By the time Volexity started to investigate the incident, the customer had rebooted compromised machines multiple times, obliterating any forensic evidence present in the volatile memory.
The researchers could not determine how exactly the hackers got in but suspected that the SolarWinds server had somehow played an important part.
Once FireEye released details about the malware planted in the Orion update, Volexity saw the technical overlap with this breach, enabling the researchers to attribute the Dark Halo intrusions to the same actor that compromised SolarWinds.
It appears that the attacker got what they wanted, exporting the messages of interest to password-protected archives on the victim’s OWA server and then transferring the data over simple HTTP requests.

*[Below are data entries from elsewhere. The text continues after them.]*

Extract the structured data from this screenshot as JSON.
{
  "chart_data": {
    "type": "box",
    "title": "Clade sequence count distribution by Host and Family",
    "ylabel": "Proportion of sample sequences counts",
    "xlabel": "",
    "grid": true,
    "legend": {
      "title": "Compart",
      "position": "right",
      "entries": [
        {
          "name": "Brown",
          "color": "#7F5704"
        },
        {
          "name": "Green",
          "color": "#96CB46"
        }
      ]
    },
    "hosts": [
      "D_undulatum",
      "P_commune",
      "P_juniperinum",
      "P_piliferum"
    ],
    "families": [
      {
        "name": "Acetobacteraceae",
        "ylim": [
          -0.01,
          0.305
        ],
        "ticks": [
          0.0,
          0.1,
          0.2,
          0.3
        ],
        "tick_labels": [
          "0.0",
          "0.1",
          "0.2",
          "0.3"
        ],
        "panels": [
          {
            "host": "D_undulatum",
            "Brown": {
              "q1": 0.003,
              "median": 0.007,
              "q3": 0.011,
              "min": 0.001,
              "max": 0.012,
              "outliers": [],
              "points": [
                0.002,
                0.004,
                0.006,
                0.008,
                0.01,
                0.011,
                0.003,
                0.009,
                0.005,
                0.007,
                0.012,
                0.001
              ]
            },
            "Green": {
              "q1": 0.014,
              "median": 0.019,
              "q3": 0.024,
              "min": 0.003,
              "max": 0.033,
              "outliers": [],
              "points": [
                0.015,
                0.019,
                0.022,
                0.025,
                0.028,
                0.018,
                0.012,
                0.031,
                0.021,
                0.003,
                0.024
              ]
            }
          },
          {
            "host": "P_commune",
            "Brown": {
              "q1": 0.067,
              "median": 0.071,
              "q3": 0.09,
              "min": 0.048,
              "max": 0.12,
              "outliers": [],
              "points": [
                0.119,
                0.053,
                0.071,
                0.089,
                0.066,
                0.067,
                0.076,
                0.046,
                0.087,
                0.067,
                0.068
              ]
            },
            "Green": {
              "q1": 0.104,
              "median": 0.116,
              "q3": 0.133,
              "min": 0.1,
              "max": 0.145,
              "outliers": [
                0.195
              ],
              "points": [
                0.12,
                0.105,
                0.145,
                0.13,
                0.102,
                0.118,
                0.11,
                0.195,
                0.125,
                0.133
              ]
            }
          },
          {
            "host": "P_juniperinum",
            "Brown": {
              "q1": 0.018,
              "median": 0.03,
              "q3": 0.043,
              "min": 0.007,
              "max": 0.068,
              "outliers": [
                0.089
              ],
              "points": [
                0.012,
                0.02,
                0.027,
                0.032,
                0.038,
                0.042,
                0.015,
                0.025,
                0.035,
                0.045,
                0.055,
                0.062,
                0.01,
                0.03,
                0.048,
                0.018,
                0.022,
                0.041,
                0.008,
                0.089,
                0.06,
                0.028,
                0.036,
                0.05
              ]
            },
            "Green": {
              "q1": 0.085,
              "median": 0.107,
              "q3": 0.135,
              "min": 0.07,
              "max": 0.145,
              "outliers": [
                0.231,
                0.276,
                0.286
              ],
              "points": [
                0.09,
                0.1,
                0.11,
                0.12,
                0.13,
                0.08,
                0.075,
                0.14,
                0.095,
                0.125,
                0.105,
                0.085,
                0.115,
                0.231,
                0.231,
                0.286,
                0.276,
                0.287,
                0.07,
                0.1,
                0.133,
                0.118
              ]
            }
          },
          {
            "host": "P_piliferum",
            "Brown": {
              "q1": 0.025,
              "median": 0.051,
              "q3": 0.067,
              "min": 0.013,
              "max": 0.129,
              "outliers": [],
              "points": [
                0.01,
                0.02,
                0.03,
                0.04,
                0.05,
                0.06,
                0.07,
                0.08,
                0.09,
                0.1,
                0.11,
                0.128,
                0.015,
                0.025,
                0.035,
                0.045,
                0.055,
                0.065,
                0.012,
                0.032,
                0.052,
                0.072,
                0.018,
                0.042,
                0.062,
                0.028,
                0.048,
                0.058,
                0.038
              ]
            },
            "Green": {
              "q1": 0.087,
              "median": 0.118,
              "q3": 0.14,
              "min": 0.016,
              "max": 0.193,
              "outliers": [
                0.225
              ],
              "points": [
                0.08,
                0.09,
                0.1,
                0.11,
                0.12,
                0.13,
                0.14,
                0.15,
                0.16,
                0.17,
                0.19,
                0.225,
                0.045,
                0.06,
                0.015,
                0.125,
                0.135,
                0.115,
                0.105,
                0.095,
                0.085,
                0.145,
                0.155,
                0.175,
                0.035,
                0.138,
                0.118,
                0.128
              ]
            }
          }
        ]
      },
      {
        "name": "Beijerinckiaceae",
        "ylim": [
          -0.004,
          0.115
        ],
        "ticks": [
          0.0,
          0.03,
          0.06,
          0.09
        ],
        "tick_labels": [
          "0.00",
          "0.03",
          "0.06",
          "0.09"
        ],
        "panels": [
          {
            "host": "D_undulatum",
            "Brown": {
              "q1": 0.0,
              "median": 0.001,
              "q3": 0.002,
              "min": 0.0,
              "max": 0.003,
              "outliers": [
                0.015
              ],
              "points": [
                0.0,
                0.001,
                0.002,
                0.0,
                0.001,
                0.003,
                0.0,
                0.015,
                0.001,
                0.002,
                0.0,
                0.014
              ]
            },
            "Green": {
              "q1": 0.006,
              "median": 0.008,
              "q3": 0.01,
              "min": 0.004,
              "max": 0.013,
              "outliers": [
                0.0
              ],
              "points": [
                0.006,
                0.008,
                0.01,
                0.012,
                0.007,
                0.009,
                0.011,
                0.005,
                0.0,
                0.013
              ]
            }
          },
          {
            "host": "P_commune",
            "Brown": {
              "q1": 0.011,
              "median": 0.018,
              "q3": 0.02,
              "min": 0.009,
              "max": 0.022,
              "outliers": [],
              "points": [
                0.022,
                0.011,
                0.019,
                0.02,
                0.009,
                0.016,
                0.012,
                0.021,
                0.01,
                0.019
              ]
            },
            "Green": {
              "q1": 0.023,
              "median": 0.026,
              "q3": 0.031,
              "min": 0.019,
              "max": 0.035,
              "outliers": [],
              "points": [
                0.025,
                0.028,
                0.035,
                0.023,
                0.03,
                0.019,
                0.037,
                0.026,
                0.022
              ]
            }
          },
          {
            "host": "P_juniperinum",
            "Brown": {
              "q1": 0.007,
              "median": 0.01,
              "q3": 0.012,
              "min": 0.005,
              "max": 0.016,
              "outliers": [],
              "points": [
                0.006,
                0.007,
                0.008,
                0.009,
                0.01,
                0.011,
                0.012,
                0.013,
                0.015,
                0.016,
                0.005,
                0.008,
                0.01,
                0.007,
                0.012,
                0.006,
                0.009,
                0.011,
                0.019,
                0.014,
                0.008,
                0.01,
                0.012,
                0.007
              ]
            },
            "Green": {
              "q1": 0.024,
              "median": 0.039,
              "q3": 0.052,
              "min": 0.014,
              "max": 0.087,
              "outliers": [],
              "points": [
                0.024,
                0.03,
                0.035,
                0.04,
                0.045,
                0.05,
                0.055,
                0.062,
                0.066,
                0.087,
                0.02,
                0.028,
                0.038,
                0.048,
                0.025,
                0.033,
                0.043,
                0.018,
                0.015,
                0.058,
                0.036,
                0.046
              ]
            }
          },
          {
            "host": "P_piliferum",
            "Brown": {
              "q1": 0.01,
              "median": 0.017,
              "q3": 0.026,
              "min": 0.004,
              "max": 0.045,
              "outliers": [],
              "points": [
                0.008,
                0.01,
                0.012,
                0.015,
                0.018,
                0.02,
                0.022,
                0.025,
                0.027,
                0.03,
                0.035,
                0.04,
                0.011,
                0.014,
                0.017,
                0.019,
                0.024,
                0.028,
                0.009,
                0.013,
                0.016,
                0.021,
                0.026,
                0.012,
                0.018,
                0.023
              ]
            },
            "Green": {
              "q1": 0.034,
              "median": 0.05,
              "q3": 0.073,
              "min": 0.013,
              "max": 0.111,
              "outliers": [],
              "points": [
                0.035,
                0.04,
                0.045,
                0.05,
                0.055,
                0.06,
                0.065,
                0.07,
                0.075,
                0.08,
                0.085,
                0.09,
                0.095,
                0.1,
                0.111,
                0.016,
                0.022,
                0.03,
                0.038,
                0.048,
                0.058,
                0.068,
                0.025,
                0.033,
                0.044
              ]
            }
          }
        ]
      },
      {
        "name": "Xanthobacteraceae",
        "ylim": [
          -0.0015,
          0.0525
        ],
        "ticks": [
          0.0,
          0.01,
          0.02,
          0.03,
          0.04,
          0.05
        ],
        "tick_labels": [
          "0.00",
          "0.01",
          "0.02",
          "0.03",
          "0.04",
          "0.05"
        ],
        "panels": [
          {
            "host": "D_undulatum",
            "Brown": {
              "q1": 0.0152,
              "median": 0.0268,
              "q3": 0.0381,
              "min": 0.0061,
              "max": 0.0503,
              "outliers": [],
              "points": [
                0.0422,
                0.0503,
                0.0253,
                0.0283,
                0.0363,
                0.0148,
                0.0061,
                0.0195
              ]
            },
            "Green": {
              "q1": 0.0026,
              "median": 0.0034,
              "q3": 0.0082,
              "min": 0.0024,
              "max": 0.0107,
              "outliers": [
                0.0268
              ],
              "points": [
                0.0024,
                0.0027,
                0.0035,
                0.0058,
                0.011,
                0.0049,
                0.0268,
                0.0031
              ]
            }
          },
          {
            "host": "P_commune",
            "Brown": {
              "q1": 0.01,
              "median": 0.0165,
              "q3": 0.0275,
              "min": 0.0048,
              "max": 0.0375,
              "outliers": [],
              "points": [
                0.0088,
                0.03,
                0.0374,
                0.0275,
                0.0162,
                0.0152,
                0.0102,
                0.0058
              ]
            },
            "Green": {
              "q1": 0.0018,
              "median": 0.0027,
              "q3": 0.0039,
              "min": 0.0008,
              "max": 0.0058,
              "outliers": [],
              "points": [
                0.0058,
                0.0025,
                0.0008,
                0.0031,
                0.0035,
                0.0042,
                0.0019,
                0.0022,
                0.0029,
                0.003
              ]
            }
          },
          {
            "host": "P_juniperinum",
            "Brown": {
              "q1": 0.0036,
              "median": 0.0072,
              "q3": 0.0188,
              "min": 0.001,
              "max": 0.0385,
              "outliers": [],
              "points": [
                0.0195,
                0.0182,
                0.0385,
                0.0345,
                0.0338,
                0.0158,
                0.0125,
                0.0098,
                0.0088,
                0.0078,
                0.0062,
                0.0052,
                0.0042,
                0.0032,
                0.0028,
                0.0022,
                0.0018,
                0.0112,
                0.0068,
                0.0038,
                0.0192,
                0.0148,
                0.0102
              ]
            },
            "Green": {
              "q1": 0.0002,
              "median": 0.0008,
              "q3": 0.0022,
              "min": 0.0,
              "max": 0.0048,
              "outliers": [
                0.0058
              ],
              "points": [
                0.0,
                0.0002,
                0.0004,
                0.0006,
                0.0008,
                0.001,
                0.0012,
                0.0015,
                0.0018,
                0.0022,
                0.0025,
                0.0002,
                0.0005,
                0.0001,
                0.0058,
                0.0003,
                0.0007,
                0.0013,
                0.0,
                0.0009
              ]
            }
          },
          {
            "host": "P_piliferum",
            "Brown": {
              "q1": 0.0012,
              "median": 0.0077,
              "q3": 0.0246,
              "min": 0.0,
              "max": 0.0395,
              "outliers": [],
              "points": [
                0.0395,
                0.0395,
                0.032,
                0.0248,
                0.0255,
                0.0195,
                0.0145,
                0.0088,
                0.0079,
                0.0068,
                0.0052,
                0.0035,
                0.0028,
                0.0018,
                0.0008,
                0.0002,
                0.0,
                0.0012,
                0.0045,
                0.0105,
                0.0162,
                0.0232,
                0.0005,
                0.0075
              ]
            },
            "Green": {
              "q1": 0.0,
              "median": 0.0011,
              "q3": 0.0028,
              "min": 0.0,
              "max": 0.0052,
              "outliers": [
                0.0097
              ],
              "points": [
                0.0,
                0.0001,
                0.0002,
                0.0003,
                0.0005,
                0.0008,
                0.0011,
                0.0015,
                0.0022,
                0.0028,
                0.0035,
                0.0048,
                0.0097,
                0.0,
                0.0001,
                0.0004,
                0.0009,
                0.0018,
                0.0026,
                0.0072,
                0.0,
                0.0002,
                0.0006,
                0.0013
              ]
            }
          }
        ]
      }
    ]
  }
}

Volexity provides additional technical details observed during this attack, including command-line actions for reconnaissance and lateral movement, tools, and infrastructure.
After FireEye disclosed the breach on their network and announced that an attacker (tacked as UNC2452) likely acting on behalf of a government had accessed certain tools used for red-team operations, news broke of the SolarWinds Orion supply-chain attack impacting high-profile organizations in the private and government sector.
On its website, SolarWinds advertised a select customer base that included at least 425 organizations in the U.S. Fortune top 500; top ten telecommunications companies in the country; all branches of the U.S. Military; the Pentagon; NASA; NSA; the Postal Service, the Department of Justice; and the Office of the President of the United States.
The total number of victims remains unknown, but media reports mention eight organizations besides cybersecurity company FireEye that was the first to disclose the breach: the U.S. Treasury and Commerce departments, the Department of Homeland Security, the State Department, the National Institutes of Health, the Pentagon, and the National Institutes of Health [1, 2, 3, 4, 5].
It is unclear how many victims the hackers breached through the Orion supply-chain attack, but the number of entities that installed the poisoned version of the software is “fewer than 18,000,” the company said.
Media reports cite unofficial sources pinning the attack on APT29 (Cozy Bear) – the hacking division of Russia’s foreign intelligence service, the SVR.